The Captain America march is vintage Silvestri fanfare: noble, muscular, romantic. The “Captain America ‘We Did It’”cue slows the fanfare and announces it on French horn, austere and stately. The “Training the Supersoldier” cue recalls Predator-era Silvestri brass tactics, but softer and happier and tuned to World War II nostalgic sensibilities.

(PRS for Music)

Silvestri explains the importance of brass in scoring the MCU: “There’s a kind of grandeur that comes with the brass. There are also some very simple logistical and sonic reasons. In a film, everybody is fighting for real estate sonically. You have to have the dialogue clear and intelligible. And sound effects have a huge presence in action films in order to create a sense of reality. So you have to find a sound that will live in this sonic environment, which brass often allows. Take for instance the middle of Captain America’s motorcycle chase, when engines are screaming and there’s all kinds of gunfire. Brass is something that can complete sonically and give the music some kind of presence where it might not have any.”

The rest of the score for Captain America, however, fails to tell such a clear narrative.

The latest Marvel film score, Tyler Bates’s Guardians of the Galaxy (2014), never expresses an original, uplifting musical identity for its fearsome and furry heroes. Given the Guardians’ quirks and their love of adventure, this is surprising.

Composer Patrick Doyle’s score for Thor, of all the MCU music, aims truest for thematic strength and unity. The individual music-pictures in each cue fit into one grand mural of Asgard: golden, royal, and magical. The music accords with the pseudo-Shakespearean dialogue. There are momentous hammerfalls and moments of misery and nostalgia. The violin and the trumpet showcase brilliantly.

The first notable cue on album, “Prologue,” introduces a strings motif that could be for the kingdom of Asgard—five descending notes of tranquility.

“Sons of Odin” is the richest theme in the score, a regal and merry march. Strings open the track with warmth and brightness, tracing out a clear melody. Drums and other percussion enter, grooving and swinging along—ideal heraldry for a headstrong prince.
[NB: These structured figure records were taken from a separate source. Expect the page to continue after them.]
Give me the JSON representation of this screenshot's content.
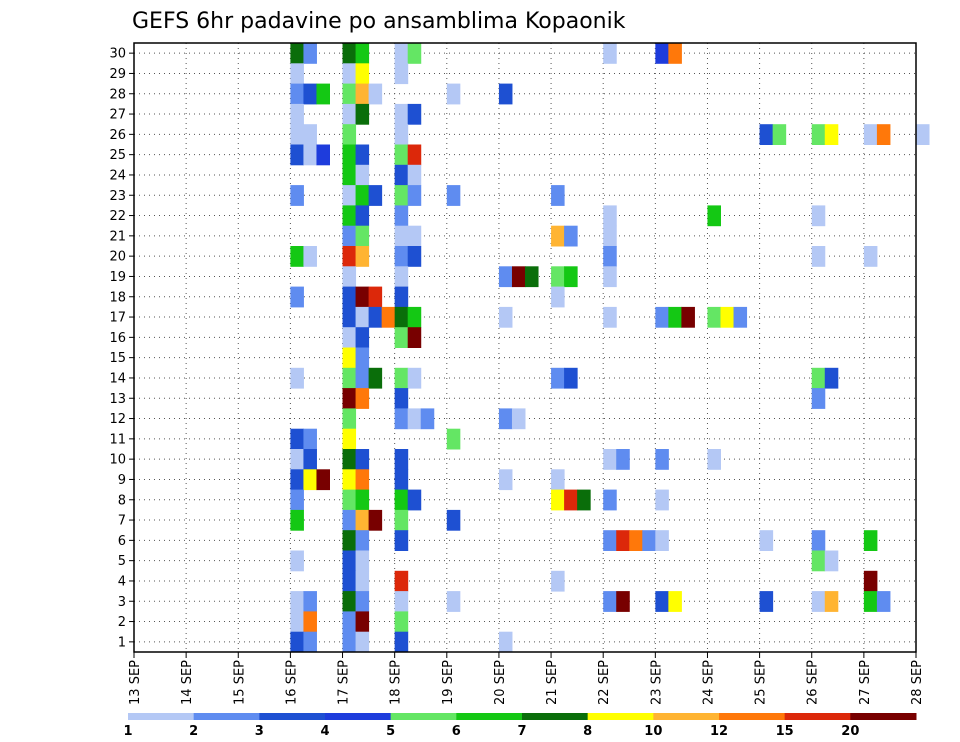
{
  "chart_data": {
    "type": "heatmap",
    "title": "GEFS 6hr padavine po ansamblima Kopaonik",
    "x_labels": [
      "13 SEP",
      "14 SEP",
      "15 SEP",
      "16 SEP",
      "17 SEP",
      "18 SEP",
      "19 SEP",
      "20 SEP",
      "21 SEP",
      "22 SEP",
      "23 SEP",
      "24 SEP",
      "25 SEP",
      "26 SEP",
      "27 SEP",
      "28 SEP"
    ],
    "y_labels": [
      "1",
      "2",
      "3",
      "4",
      "5",
      "6",
      "7",
      "8",
      "9",
      "10",
      "11",
      "12",
      "13",
      "14",
      "15",
      "16",
      "17",
      "18",
      "19",
      "20",
      "21",
      "22",
      "23",
      "24",
      "25",
      "26",
      "27",
      "28",
      "29",
      "30"
    ],
    "ylim": [
      1,
      30
    ],
    "grid": true,
    "colorbar": {
      "labels": [
        "1",
        "2",
        "3",
        "4",
        "5",
        "6",
        "7",
        "8",
        "10",
        "12",
        "15",
        "20"
      ],
      "colors": [
        "#b4c8f5",
        "#5f8cf0",
        "#1e50d2",
        "#1e3cdc",
        "#64e664",
        "#14c814",
        "#0a6e0a",
        "#ffff00",
        "#ffb432",
        "#ff780a",
        "#dc280a",
        "#780000"
      ]
    },
    "cells": [
      {
        "x": "16 SEP",
        "m": 30,
        "v": 7
      },
      {
        "x": "16 SEP",
        "m": 30,
        "v": 2
      },
      {
        "x": "17 SEP",
        "m": 30,
        "v": 7
      },
      {
        "x": "17 SEP",
        "m": 30,
        "v": 6
      },
      {
        "x": "18 SEP",
        "m": 30,
        "v": 1
      },
      {
        "x": "18 SEP",
        "m": 30,
        "v": 5
      },
      {
        "x": "22 SEP",
        "m": 30,
        "v": 1
      },
      {
        "x": "23 SEP",
        "m": 30,
        "v": 4
      },
      {
        "x": "23 SEP",
        "m": 30,
        "v": 12
      },
      {
        "x": "16 SEP",
        "m": 29,
        "v": 1
      },
      {
        "x": "17 SEP",
        "m": 29,
        "v": 1
      },
      {
        "x": "17 SEP",
        "m": 29,
        "v": 8
      },
      {
        "x": "18 SEP",
        "m": 29,
        "v": 1
      },
      {
        "x": "16 SEP",
        "m": 28,
        "v": 2
      },
      {
        "x": "16 SEP",
        "m": 28,
        "v": 3
      },
      {
        "x": "16 SEP",
        "m": 28,
        "v": 6
      },
      {
        "x": "17 SEP",
        "m": 28,
        "v": 5
      },
      {
        "x": "17 SEP",
        "m": 28,
        "v": 10
      },
      {
        "x": "17 SEP",
        "m": 28,
        "v": 1
      },
      {
        "x": "19 SEP",
        "m": 28,
        "v": 1
      },
      {
        "x": "20 SEP",
        "m": 28,
        "v": 3
      },
      {
        "x": "16 SEP",
        "m": 27,
        "v": 1
      },
      {
        "x": "17 SEP",
        "m": 27,
        "v": 1
      },
      {
        "x": "17 SEP",
        "m": 27,
        "v": 7
      },
      {
        "x": "18 SEP",
        "m": 27,
        "v": 1
      },
      {
        "x": "18 SEP",
        "m": 27,
        "v": 3
      },
      {
        "x": "16 SEP",
        "m": 26,
        "v": 1
      },
      {
        "x": "16 SEP",
        "m": 26,
        "v": 1
      },
      {
        "x": "17 SEP",
        "m": 26,
        "v": 5
      },
      {
        "x": "18 SEP",
        "m": 26,
        "v": 1
      },
      {
        "x": "25 SEP",
        "m": 26,
        "v": 3
      },
      {
        "x": "25 SEP",
        "m": 26,
        "v": 5
      },
      {
        "x": "26 SEP",
        "m": 26,
        "v": 5
      },
      {
        "x": "26 SEP",
        "m": 26,
        "v": 8
      },
      {
        "x": "27 SEP",
        "m": 26,
        "v": 1
      },
      {
        "x": "27 SEP",
        "m": 26,
        "v": 12
      },
      {
        "x": "28 SEP",
        "m": 26,
        "v": 1
      },
      {
        "x": "16 SEP",
        "m": 25,
        "v": 3
      },
      {
        "x": "16 SEP",
        "m": 25,
        "v": 1
      },
      {
        "x": "16 SEP",
        "m": 25,
        "v": 4
      },
      {
        "x": "17 SEP",
        "m": 25,
        "v": 6
      },
      {
        "x": "17 SEP",
        "m": 25,
        "v": 3
      },
      {
        "x": "18 SEP",
        "m": 25,
        "v": 5
      },
      {
        "x": "18 SEP",
        "m": 25,
        "v": 15
      },
      {
        "x": "17 SEP",
        "m": 24,
        "v": 6
      },
      {
        "x": "17 SEP",
        "m": 24,
        "v": 1
      },
      {
        "x": "18 SEP",
        "m": 24,
        "v": 3
      },
      {
        "x": "18 SEP",
        "m": 24,
        "v": 1
      },
      {
        "x": "16 SEP",
        "m": 23,
        "v": 2
      },
      {
        "x": "17 SEP",
        "m": 23,
        "v": 1
      },
      {
        "x": "17 SEP",
        "m": 23,
        "v": 6
      },
      {
        "x": "17 SEP",
        "m": 23,
        "v": 3
      },
      {
        "x": "18 SEP",
        "m": 23,
        "v": 5
      },
      {
        "x": "18 SEP",
        "m": 23,
        "v": 2
      },
      {
        "x": "19 SEP",
        "m": 23,
        "v": 2
      },
      {
        "x": "21 SEP",
        "m": 23,
        "v": 2
      },
      {
        "x": "17 SEP",
        "m": 22,
        "v": 6
      },
      {
        "x": "17 SEP",
        "m": 22,
        "v": 3
      },
      {
        "x": "18 SEP",
        "m": 22,
        "v": 2
      },
      {
        "x": "22 SEP",
        "m": 22,
        "v": 1
      },
      {
        "x": "24 SEP",
        "m": 22,
        "v": 6
      },
      {
        "x": "26 SEP",
        "m": 22,
        "v": 1
      },
      {
        "x": "17 SEP",
        "m": 21,
        "v": 2
      },
      {
        "x": "17 SEP",
        "m": 21,
        "v": 5
      },
      {
        "x": "18 SEP",
        "m": 21,
        "v": 1
      },
      {
        "x": "18 SEP",
        "m": 21,
        "v": 1
      },
      {
        "x": "21 SEP",
        "m": 21,
        "v": 10
      },
      {
        "x": "21 SEP",
        "m": 21,
        "v": 2
      },
      {
        "x": "22 SEP",
        "m": 21,
        "v": 1
      },
      {
        "x": "16 SEP",
        "m": 20,
        "v": 6
      },
      {
        "x": "16 SEP",
        "m": 20,
        "v": 1
      },
      {
        "x": "17 SEP",
        "m": 20,
        "v": 15
      },
      {
        "x": "17 SEP",
        "m": 20,
        "v": 10
      },
      {
        "x": "18 SEP",
        "m": 20,
        "v": 2
      },
      {
        "x": "18 SEP",
        "m": 20,
        "v": 3
      },
      {
        "x": "22 SEP",
        "m": 20,
        "v": 2
      },
      {
        "x": "26 SEP",
        "m": 20,
        "v": 1
      },
      {
        "x": "27 SEP",
        "m": 20,
        "v": 1
      },
      {
        "x": "17 SEP",
        "m": 19,
        "v": 1
      },
      {
        "x": "18 SEP",
        "m": 19,
        "v": 1
      },
      {
        "x": "20 SEP",
        "m": 19,
        "v": 2
      },
      {
        "x": "20 SEP",
        "m": 19,
        "v": 20
      },
      {
        "x": "20 SEP",
        "m": 19,
        "v": 7
      },
      {
        "x": "21 SEP",
        "m": 19,
        "v": 5
      },
      {
        "x": "21 SEP",
        "m": 19,
        "v": 6
      },
      {
        "x": "22 SEP",
        "m": 19,
        "v": 1
      },
      {
        "x": "16 SEP",
        "m": 18,
        "v": 2
      },
      {
        "x": "17 SEP",
        "m": 18,
        "v": 3
      },
      {
        "x": "17 SEP",
        "m": 18,
        "v": 20
      },
      {
        "x": "17 SEP",
        "m": 18,
        "v": 15
      },
      {
        "x": "18 SEP",
        "m": 18,
        "v": 3
      },
      {
        "x": "21 SEP",
        "m": 18,
        "v": 1
      },
      {
        "x": "17 SEP",
        "m": 17,
        "v": 3
      },
      {
        "x": "17 SEP",
        "m": 17,
        "v": 1
      },
      {
        "x": "17 SEP",
        "m": 17,
        "v": 3
      },
      {
        "x": "17 SEP",
        "m": 17,
        "v": 12
      },
      {
        "x": "18 SEP",
        "m": 17,
        "v": 7
      },
      {
        "x": "18 SEP",
        "m": 17,
        "v": 6
      },
      {
        "x": "20 SEP",
        "m": 17,
        "v": 1
      },
      {
        "x": "22 SEP",
        "m": 17,
        "v": 1
      },
      {
        "x": "23 SEP",
        "m": 17,
        "v": 2
      },
      {
        "x": "23 SEP",
        "m": 17,
        "v": 6
      },
      {
        "x": "23 SEP",
        "m": 17,
        "v": 20
      },
      {
        "x": "24 SEP",
        "m": 17,
        "v": 5
      },
      {
        "x": "24 SEP",
        "m": 17,
        "v": 8
      },
      {
        "x": "24 SEP",
        "m": 17,
        "v": 2
      },
      {
        "x": "17 SEP",
        "m": 16,
        "v": 1
      },
      {
        "x": "17 SEP",
        "m": 16,
        "v": 3
      },
      {
        "x": "18 SEP",
        "m": 16,
        "v": 5
      },
      {
        "x": "18 SEP",
        "m": 16,
        "v": 20
      },
      {
        "x": "17 SEP",
        "m": 15,
        "v": 8
      },
      {
        "x": "17 SEP",
        "m": 15,
        "v": 2
      },
      {
        "x": "16 SEP",
        "m": 14,
        "v": 1
      },
      {
        "x": "17 SEP",
        "m": 14,
        "v": 5
      },
      {
        "x": "17 SEP",
        "m": 14,
        "v": 2
      },
      {
        "x": "17 SEP",
        "m": 14,
        "v": 7
      },
      {
        "x": "18 SEP",
        "m": 14,
        "v": 5
      },
      {
        "x": "18 SEP",
        "m": 14,
        "v": 1
      },
      {
        "x": "21 SEP",
        "m": 14,
        "v": 2
      },
      {
        "x": "21 SEP",
        "m": 14,
        "v": 3
      },
      {
        "x": "26 SEP",
        "m": 14,
        "v": 5
      },
      {
        "x": "26 SEP",
        "m": 14,
        "v": 3
      },
      {
        "x": "17 SEP",
        "m": 13,
        "v": 20
      },
      {
        "x": "17 SEP",
        "m": 13,
        "v": 12
      },
      {
        "x": "18 SEP",
        "m": 13,
        "v": 3
      },
      {
        "x": "26 SEP",
        "m": 13,
        "v": 2
      },
      {
        "x": "17 SEP",
        "m": 12,
        "v": 5
      },
      {
        "x": "18 SEP",
        "m": 12,
        "v": 2
      },
      {
        "x": "18 SEP",
        "m": 12,
        "v": 1
      },
      {
        "x": "18 SEP",
        "m": 12,
        "v": 2
      },
      {
        "x": "20 SEP",
        "m": 12,
        "v": 2
      },
      {
        "x": "20 SEP",
        "m": 12,
        "v": 1
      },
      {
        "x": "16 SEP",
        "m": 11,
        "v": 3
      },
      {
        "x": "16 SEP",
        "m": 11,
        "v": 2
      },
      {
        "x": "17 SEP",
        "m": 11,
        "v": 8
      },
      {
        "x": "19 SEP",
        "m": 11,
        "v": 5
      },
      {
        "x": "16 SEP",
        "m": 10,
        "v": 1
      },
      {
        "x": "16 SEP",
        "m": 10,
        "v": 3
      },
      {
        "x": "17 SEP",
        "m": 10,
        "v": 7
      },
      {
        "x": "17 SEP",
        "m": 10,
        "v": 3
      },
      {
        "x": "18 SEP",
        "m": 10,
        "v": 3
      },
      {
        "x": "22 SEP",
        "m": 10,
        "v": 1
      },
      {
        "x": "22 SEP",
        "m": 10,
        "v": 2
      },
      {
        "x": "23 SEP",
        "m": 10,
        "v": 2
      },
      {
        "x": "24 SEP",
        "m": 10,
        "v": 1
      },
      {
        "x": "16 SEP",
        "m": 9,
        "v": 3
      },
      {
        "x": "16 SEP",
        "m": 9,
        "v": 8
      },
      {
        "x": "16 SEP",
        "m": 9,
        "v": 20
      },
      {
        "x": "17 SEP",
        "m": 9,
        "v": 8
      },
      {
        "x": "17 SEP",
        "m": 9,
        "v": 12
      },
      {
        "x": "18 SEP",
        "m": 9,
        "v": 3
      },
      {
        "x": "20 SEP",
        "m": 9,
        "v": 1
      },
      {
        "x": "21 SEP",
        "m": 9,
        "v": 1
      },
      {
        "x": "16 SEP",
        "m": 8,
        "v": 2
      },
      {
        "x": "17 SEP",
        "m": 8,
        "v": 5
      },
      {
        "x": "17 SEP",
        "m": 8,
        "v": 6
      },
      {
        "x": "18 SEP",
        "m": 8,
        "v": 6
      },
      {
        "x": "18 SEP",
        "m": 8,
        "v": 3
      },
      {
        "x": "21 SEP",
        "m": 8,
        "v": 8
      },
      {
        "x": "21 SEP",
        "m": 8,
        "v": 15
      },
      {
        "x": "21 SEP",
        "m": 8,
        "v": 7
      },
      {
        "x": "22 SEP",
        "m": 8,
        "v": 2
      },
      {
        "x": "23 SEP",
        "m": 8,
        "v": 1
      },
      {
        "x": "16 SEP",
        "m": 7,
        "v": 6
      },
      {
        "x": "17 SEP",
        "m": 7,
        "v": 2
      },
      {
        "x": "17 SEP",
        "m": 7,
        "v": 10
      },
      {
        "x": "17 SEP",
        "m": 7,
        "v": 20
      },
      {
        "x": "18 SEP",
        "m": 7,
        "v": 5
      },
      {
        "x": "19 SEP",
        "m": 7,
        "v": 3
      },
      {
        "x": "17 SEP",
        "m": 6,
        "v": 7
      },
      {
        "x": "17 SEP",
        "m": 6,
        "v": 2
      },
      {
        "x": "18 SEP",
        "m": 6,
        "v": 3
      },
      {
        "x": "22 SEP",
        "m": 6,
        "v": 2
      },
      {
        "x": "22 SEP",
        "m": 6,
        "v": 15
      },
      {
        "x": "22 SEP",
        "m": 6,
        "v": 12
      },
      {
        "x": "22 SEP",
        "m": 6,
        "v": 2
      },
      {
        "x": "23 SEP",
        "m": 6,
        "v": 1
      },
      {
        "x": "25 SEP",
        "m": 6,
        "v": 1
      },
      {
        "x": "26 SEP",
        "m": 6,
        "v": 2
      },
      {
        "x": "27 SEP",
        "m": 6,
        "v": 6
      },
      {
        "x": "16 SEP",
        "m": 5,
        "v": 1
      },
      {
        "x": "17 SEP",
        "m": 5,
        "v": 3
      },
      {
        "x": "17 SEP",
        "m": 5,
        "v": 1
      },
      {
        "x": "26 SEP",
        "m": 5,
        "v": 5
      },
      {
        "x": "26 SEP",
        "m": 5,
        "v": 1
      },
      {
        "x": "17 SEP",
        "m": 4,
        "v": 3
      },
      {
        "x": "17 SEP",
        "m": 4,
        "v": 1
      },
      {
        "x": "18 SEP",
        "m": 4,
        "v": 15
      },
      {
        "x": "21 SEP",
        "m": 4,
        "v": 1
      },
      {
        "x": "27 SEP",
        "m": 4,
        "v": 20
      },
      {
        "x": "16 SEP",
        "m": 3,
        "v": 1
      },
      {
        "x": "16 SEP",
        "m": 3,
        "v": 2
      },
      {
        "x": "17 SEP",
        "m": 3,
        "v": 7
      },
      {
        "x": "17 SEP",
        "m": 3,
        "v": 2
      },
      {
        "x": "18 SEP",
        "m": 3,
        "v": 1
      },
      {
        "x": "19 SEP",
        "m": 3,
        "v": 1
      },
      {
        "x": "22 SEP",
        "m": 3,
        "v": 2
      },
      {
        "x": "22 SEP",
        "m": 3,
        "v": 20
      },
      {
        "x": "23 SEP",
        "m": 3,
        "v": 3
      },
      {
        "x": "23 SEP",
        "m": 3,
        "v": 8
      },
      {
        "x": "25 SEP",
        "m": 3,
        "v": 3
      },
      {
        "x": "26 SEP",
        "m": 3,
        "v": 1
      },
      {
        "x": "26 SEP",
        "m": 3,
        "v": 10
      },
      {
        "x": "27 SEP",
        "m": 3,
        "v": 6
      },
      {
        "x": "27 SEP",
        "m": 3,
        "v": 2
      },
      {
        "x": "16 SEP",
        "m": 2,
        "v": 1
      },
      {
        "x": "16 SEP",
        "m": 2,
        "v": 12
      },
      {
        "x": "17 SEP",
        "m": 2,
        "v": 2
      },
      {
        "x": "17 SEP",
        "m": 2,
        "v": 20
      },
      {
        "x": "18 SEP",
        "m": 2,
        "v": 5
      },
      {
        "x": "16 SEP",
        "m": 1,
        "v": 3
      },
      {
        "x": "16 SEP",
        "m": 1,
        "v": 2
      },
      {
        "x": "17 SEP",
        "m": 1,
        "v": 2
      },
      {
        "x": "17 SEP",
        "m": 1,
        "v": 1
      },
      {
        "x": "18 SEP",
        "m": 1,
        "v": 3
      },
      {
        "x": "20 SEP",
        "m": 1,
        "v": 1
      }
    ]
  }
}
For sheer volume and force, “Thor Kills the Destroyer” leads the score. Replenished with godly power, Thor smashes the “Destroyer,” a metal minion thug, with a few swats of the hammer.

Other cues demonstrate Patrick Doyle’s mastery of delicate drama. “Banishment,” an intense violin piece, narrates Thor’s exile Asgard by Odin’s hand. “Science and Magic” spotlights a moment of intimacy between Thor and Jane. “Can you See Jane?” features a poignant cello solo that speaks to Thor’s yearning for love.

Remarkably, Thor: The Dark World (2013), composed by Brian Tyler, discarded Doyle’s vibrant themes.

The MCU is still young; this week’s press conference attests to years of creativity to come. In time, Marvel can and should develop bolder themes for its individual heroes. It should establish some thematic continuity between films.

The right film music can draw the portrait of a Marvel hero just as ably as Jack Kirby.